Eighteenth Century travellers who went crazy about Florence
While the central role of Tuscany, a magnet for travellers and flâneurs, only affirmed itself in the course of the Nineteenth Century, those who travelled down to Rome and Southern Italy almost inevitably crossed our region – and often stopped over.
Between the glorious late Baroque days and the advent of Enlightenment, the final destinations of European Grand Touristes and intellectuals may have been others, yet the Granducato would never be excluded from their planned itineraries, owing also to a growing interest in centres which had hitherto been considered of lesser importance.
It was, in fact, between the Seventeenth and the Eighteenth Century that Tuscany became a mandatory and privileged leg of a regular tour of the young lions of the nobility – French, German, and especially British – and of artists, scholars and men of letters. Soon a real craze exploded for this coming-of-age feat – an intellectual and social
experience internationally referred to as the ‘Grand Tour’ – which lasted from eighteen months to two years (at least during the age of Enlightenment; in the Nineteenth Century it would be shortened to 8-6 months): crowning humanistic studies, and recorded in numberless cahiers de voyage of varying merit, in paintings and portraits by specialised artists.
The term Grand Tour appeared for the first time in Englishman Richard Lassels’ “The Voyage of Italy”, printed in 1670. But let’s revert to Tuscany. To many Eighteenth Century Grand Touristes, worn out by their travels – usually Autumnal – through the Appennine range, Florence finally appeared like a mirage. While nightmarish, even disappointing for a few, the city revealed itself to most as an unrivalled wealth of artistic treasures: this was confirmed by Edward Gibbon, celebrated author of The Decline and Fall of the Roman Empire who, in 1764, sketched a perfect landscape itinerary of the places he visited.
He stayed in Florence for two months and then, on his journey towards Rome, he made sure he visited the most important Tuscan cities of those days, apart from
Florence, in this order: Pistoia, Lucca, Pisa, Leghorn and Siena. “The view from this tower (ed.: the bell tower of Santa Maria del Fiore) is undoubtedly superb.” – wrote Gibbon on the 23rd August of that year – “All the main edifices in Florence, the city walls, the mount of Fiesole, Prato, the course of the river Arno and the surrounding villages stand out with the clarity of a geographical map...”. There were even those who fell suddenly and whole-heartedly in love with Tuscany – as was the case of another Englishman, Tobias Smollett – who settled permanently in Leghorn: a port, inhabited by an affluent, emancipated merchant class, rich in trade and modern ideas, an extremely important Jewish centre and the seat of a large British colony. Another example was German Georg Christoph Martini, who spent two decades in Lucca.
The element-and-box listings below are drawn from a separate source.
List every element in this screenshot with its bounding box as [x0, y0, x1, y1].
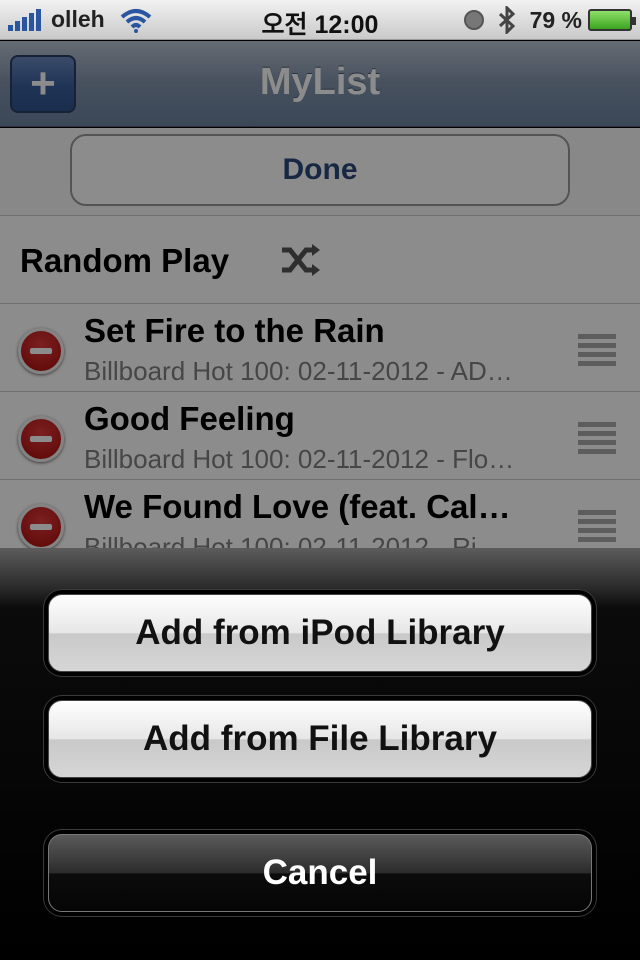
status-right: 79 %	[463, 6, 636, 34]
alarm-clock-icon	[463, 10, 484, 30]
status-bar: olleh 오전 12:00 79 %	[0, 0, 640, 40]
modal-dim-overlay	[0, 40, 640, 548]
cancel-button[interactable]: Cancel	[48, 834, 592, 912]
add-from-file-library-button[interactable]: Add from File Library	[48, 700, 592, 778]
action-sheet: Add from iPod Library Add from File Libr…	[0, 548, 640, 960]
bluetooth-icon	[498, 6, 515, 34]
add-from-ipod-library-button[interactable]: Add from iPod Library	[48, 594, 592, 672]
battery-charging-icon	[588, 9, 636, 31]
battery-percent: 79 %	[529, 6, 582, 33]
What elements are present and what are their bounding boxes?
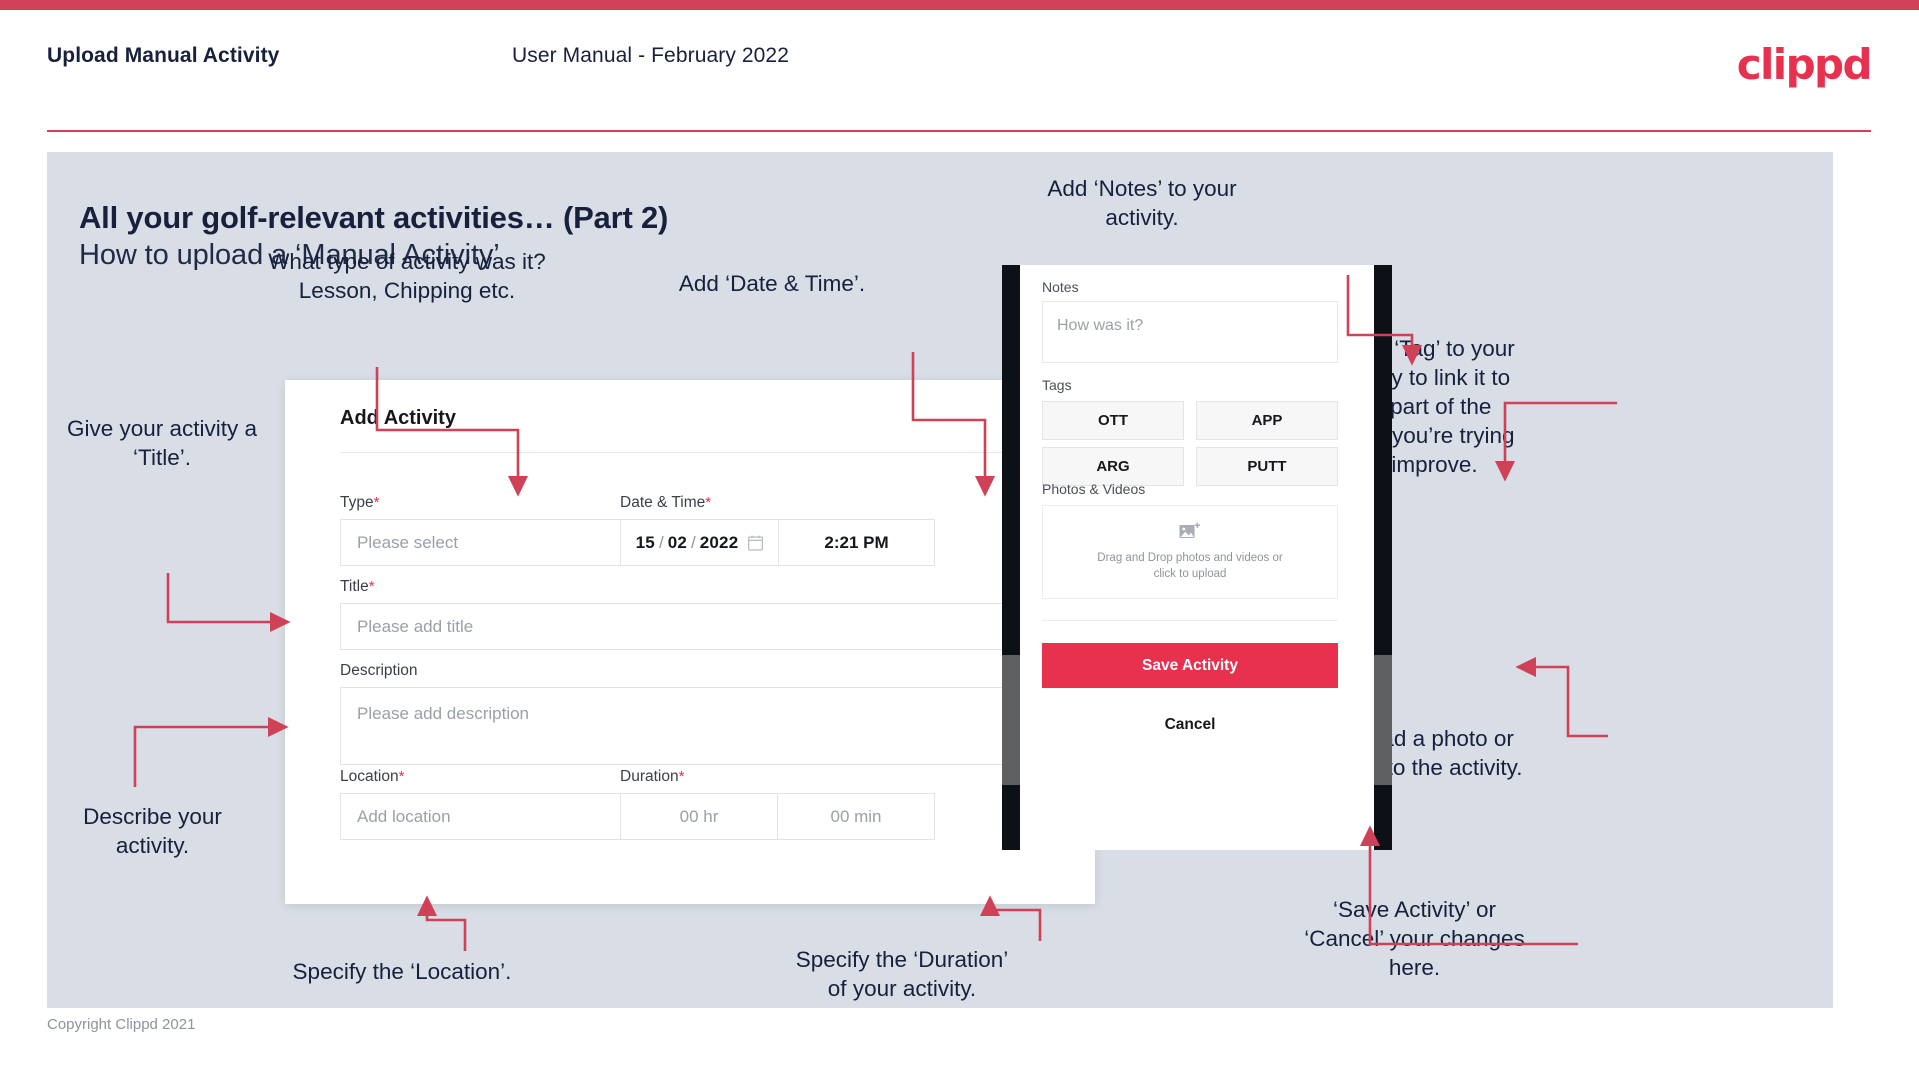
phone-screen: Notes How was it? Tags OTT APP ARG PUTT … — [1020, 265, 1374, 850]
top-accent-bar — [0, 0, 1919, 10]
type-select-value: Please select — [357, 532, 459, 552]
phone-left-rail-bottom — [1002, 785, 1020, 850]
annotation-title: Give your activity a ‘Title’. — [66, 416, 258, 470]
tag-button-putt[interactable]: PUTT — [1196, 447, 1338, 486]
annotation-save-cancel: ‘Save Activity’ or ‘Cancel’ your changes… — [1304, 897, 1525, 980]
type-label-text: Type — [340, 494, 374, 511]
notes-textarea[interactable]: How was it? — [1042, 301, 1338, 363]
required-marker: * — [368, 578, 375, 595]
title-label-text: Title — [340, 578, 369, 595]
duration-field[interactable]: 00 hr 00 min — [620, 793, 935, 840]
duration-minutes-input[interactable]: 00 min — [778, 794, 934, 839]
slide-canvas: All your golf-relevant activities… (Part… — [47, 152, 1833, 1008]
phone-right-rail-mid — [1374, 655, 1392, 785]
date-time-label-text: Date & Time — [620, 494, 706, 511]
phone-mockup: Notes How was it? Tags OTT APP ARG PUTT … — [1002, 265, 1392, 850]
phone-right-rail-bottom — [1374, 785, 1392, 850]
notes-label: Notes — [1042, 279, 1079, 295]
time-input[interactable]: 2:21 PM — [779, 520, 934, 565]
annotation-date-time: Add ‘Date & Time’. — [678, 271, 866, 296]
slide-heading: All your golf-relevant activities… (Part… — [79, 200, 669, 235]
duration-label-text: Duration — [620, 768, 679, 785]
add-image-icon — [1179, 522, 1201, 538]
annotation-type: What type of activity was it? Lesson, Ch… — [268, 249, 546, 303]
upload-instructions: Drag and Drop photos and videos or click… — [1097, 552, 1283, 580]
photos-videos-label: Photos & Videos — [1042, 481, 1146, 497]
required-marker: * — [678, 768, 685, 785]
date-time-label: Date & Time* — [620, 494, 711, 512]
annotation-notes: Add ‘Notes’ to your activity. — [1047, 176, 1237, 230]
required-marker: * — [398, 768, 405, 785]
title-input[interactable]: Please add title — [340, 603, 1040, 650]
phone-divider — [1042, 620, 1338, 621]
footer-copyright: Copyright Clippd 2021 — [47, 1016, 196, 1033]
location-label: Location* — [340, 768, 404, 786]
description-textarea[interactable]: Please add description — [340, 687, 1040, 765]
date-time-field[interactable]: 15 / 02 / 2022 2:21 PM — [620, 519, 935, 566]
dialog-title: Add Activity — [340, 407, 456, 429]
date-input[interactable]: 15 / 02 / 2022 — [621, 520, 778, 565]
page-header: Upload Manual Activity User Manual - Feb… — [0, 10, 1919, 132]
required-marker: * — [705, 494, 712, 511]
header-divider — [47, 130, 1871, 132]
tag-button-app[interactable]: APP — [1196, 401, 1338, 440]
date-month: 02 — [667, 532, 687, 552]
page-subtitle: User Manual - February 2022 — [512, 44, 789, 67]
required-marker: * — [373, 494, 380, 511]
tags-label: Tags — [1042, 377, 1072, 393]
annotation-duration: Specify the ‘Duration’ of your activity. — [795, 947, 1009, 1001]
calendar-icon[interactable] — [748, 535, 764, 551]
annotation-describe: Describe your activity. — [83, 804, 222, 858]
cancel-button[interactable]: Cancel — [1042, 710, 1338, 740]
tag-button-ott[interactable]: OTT — [1042, 401, 1184, 440]
location-input-placeholder: Add location — [357, 806, 451, 826]
description-placeholder: Please add description — [357, 704, 530, 723]
description-label-text: Description — [340, 662, 418, 679]
title-label: Title* — [340, 578, 375, 596]
description-label: Description — [340, 662, 418, 680]
duration-hours-input[interactable]: 00 hr — [621, 794, 777, 839]
type-label: Type* — [340, 494, 379, 512]
add-activity-dialog: Add Activity ✕ Type* Please select Date … — [285, 380, 1095, 904]
title-input-placeholder: Please add title — [357, 616, 474, 636]
notes-placeholder: How was it? — [1057, 317, 1144, 334]
annotation-location: Specify the ‘Location’. — [292, 959, 512, 984]
phone-right-rail-top — [1374, 265, 1392, 655]
clippd-logo: clippd — [1736, 40, 1873, 89]
date-year: 2022 — [699, 532, 739, 552]
date-separator: / — [691, 532, 696, 552]
location-label-text: Location — [340, 768, 399, 785]
date-day: 15 — [635, 532, 655, 552]
date-separator: / — [658, 532, 664, 552]
photo-upload-dropzone[interactable]: Drag and Drop photos and videos or click… — [1042, 505, 1338, 599]
page-title: Upload Manual Activity — [47, 44, 280, 67]
save-activity-button[interactable]: Save Activity — [1042, 643, 1338, 688]
duration-label: Duration* — [620, 768, 684, 786]
dialog-divider — [340, 452, 1040, 453]
phone-left-rail-top — [1002, 265, 1020, 655]
phone-left-rail-mid — [1002, 655, 1020, 785]
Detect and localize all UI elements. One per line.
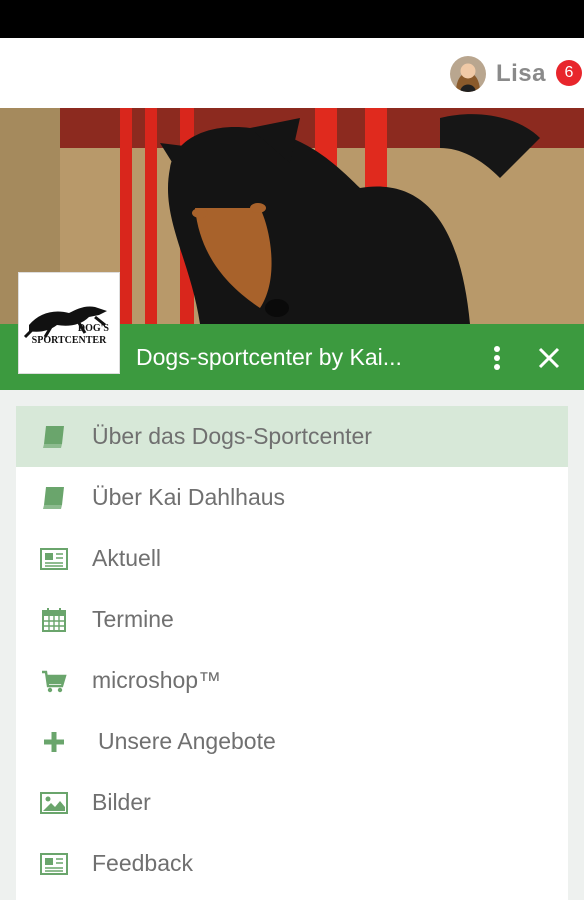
more-vert-icon[interactable] bbox=[486, 344, 508, 372]
menu-item-microshop[interactable]: microshop™ bbox=[16, 650, 568, 711]
menu-item-label: Aktuell bbox=[92, 545, 162, 571]
app-title: Dogs-sportcenter by Kai... bbox=[136, 344, 402, 370]
avatar[interactable] bbox=[449, 56, 486, 92]
image-icon bbox=[40, 792, 68, 814]
menu-item-label: Termine bbox=[92, 606, 174, 632]
top-app-bar: Lisa 6 bbox=[0, 38, 584, 108]
menu-item-unsere-angebote[interactable]: Unsere Angebote bbox=[16, 711, 568, 772]
newspaper-icon bbox=[40, 853, 68, 875]
menu-item-label: Über Kai Dahlhaus bbox=[92, 484, 286, 510]
menu-item-label: microshop™ bbox=[92, 667, 222, 693]
book-icon bbox=[43, 426, 64, 448]
cart-icon bbox=[42, 670, 67, 693]
menu-item-termine[interactable]: Termine bbox=[16, 589, 568, 650]
menu-item-ueber-kai-dahlhaus[interactable]: Über Kai Dahlhaus bbox=[16, 467, 568, 528]
newspaper-icon bbox=[40, 548, 68, 570]
brand-logo: DOG'S SPORTCENTER bbox=[18, 272, 120, 374]
close-icon[interactable] bbox=[536, 344, 562, 372]
menu-item-bilder[interactable]: Bilder bbox=[16, 772, 568, 833]
user-profile[interactable]: Lisa 6 bbox=[449, 56, 582, 92]
status-bar bbox=[0, 0, 584, 38]
logo-text-line2: SPORTCENTER bbox=[32, 335, 107, 346]
calendar-icon bbox=[42, 608, 66, 632]
menu-item-label: Feedback bbox=[92, 850, 194, 876]
plus-icon bbox=[44, 732, 64, 752]
logo-text-line1: DOG'S bbox=[78, 323, 110, 334]
menu-item-label: Über das Dogs-Sportcenter bbox=[92, 423, 372, 449]
drawer-menu: Über das Dogs-Sportcenter Über Kai Dahlh… bbox=[16, 406, 568, 900]
menu-item-ueber-das-dogs-sportcenter[interactable]: Über das Dogs-Sportcenter bbox=[16, 406, 568, 467]
menu-item-feedback[interactable]: Feedback bbox=[16, 833, 568, 894]
notification-badge[interactable]: 6 bbox=[556, 60, 582, 86]
user-name[interactable]: Lisa bbox=[496, 60, 546, 88]
book-icon bbox=[43, 487, 64, 509]
menu-item-label: Bilder bbox=[92, 789, 151, 815]
menu-item-aktuell[interactable]: Aktuell bbox=[16, 528, 568, 589]
menu-item-label: Unsere Angebote bbox=[98, 728, 276, 754]
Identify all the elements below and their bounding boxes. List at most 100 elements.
And while there is no doubt that the road of the Grand Touristes made speedily for Rome, during the Eighteenth Century the Tuscan centres, steeped in art and history, became a fixture among the prescribed destinations. There were travellers such as Horace Walpole and Thomas Gray who only visited Siena because in happened to be on their way to the Urbe (Rome). Some, as was the case of the poet Joseph Addison, in 1703, or of Samuel Sharp, censured the enormous power of the clergy, and the great weight of the Inquisition. Others, such as John Boyle, reported picturesque and curious local customs: “An empty flask constantly hangs outside one of the windows of each large Florentine palace – Boyle wrote in 1754 – indicating that the owner sells wine. The Florentine nobility receives the produce of its lands in kind.” Foreign travellers arriving in Cortona between ‘700 and ’800 were highly motivated and sophisticated.
They ascended from the post station ofCamucia: eccentric aristocrats, scholars and lovers of archaeology. Pioneers who climbed there were attracted by Etruscan ruins and by the Accademia Etrusca, a first rate intellectual society founded in
1726 by a group of local patricians whose “Lucumoni” (presidents)
included, in turn, cardinals, erudite aristocrats and members of royal
families. Passing through Cortona in 1802, Joseph Forsyth, among the most capable drafters of guides on Italy, stated that he had seen, hanging in the halls of the Accademia Etrusca, the portrait of his fellow countryman Lord Cowper. George Nassau Clavering, Lord Cowper, was the Academy’s Lucumone between 1780 and 1781. Again
in Cortona, the beautiful Museo dell’Accademia Etrusca is home to a superb self-portrait, dating back to 1777, of the great British painter Johan Zoffany, who led a complex and adventurous life. Also his are two other magnificent self-portraits (in one of them he immortalised himself in the company of his favourite dog), which feature in the Uffizi in Florence, testifying to the artist’s six-year stay in Italy. In Florence, in 1722, Queen Charlotte of England commissioned Zoffany a masterpiece – which still belongs to the English royal collections – concluded only in 1777. It’s the celebrated painting of “La Tribuna degli Uffizi”, a work which encapsulates the entire cultural and symbolic importance of the Grand Tour phenomenon.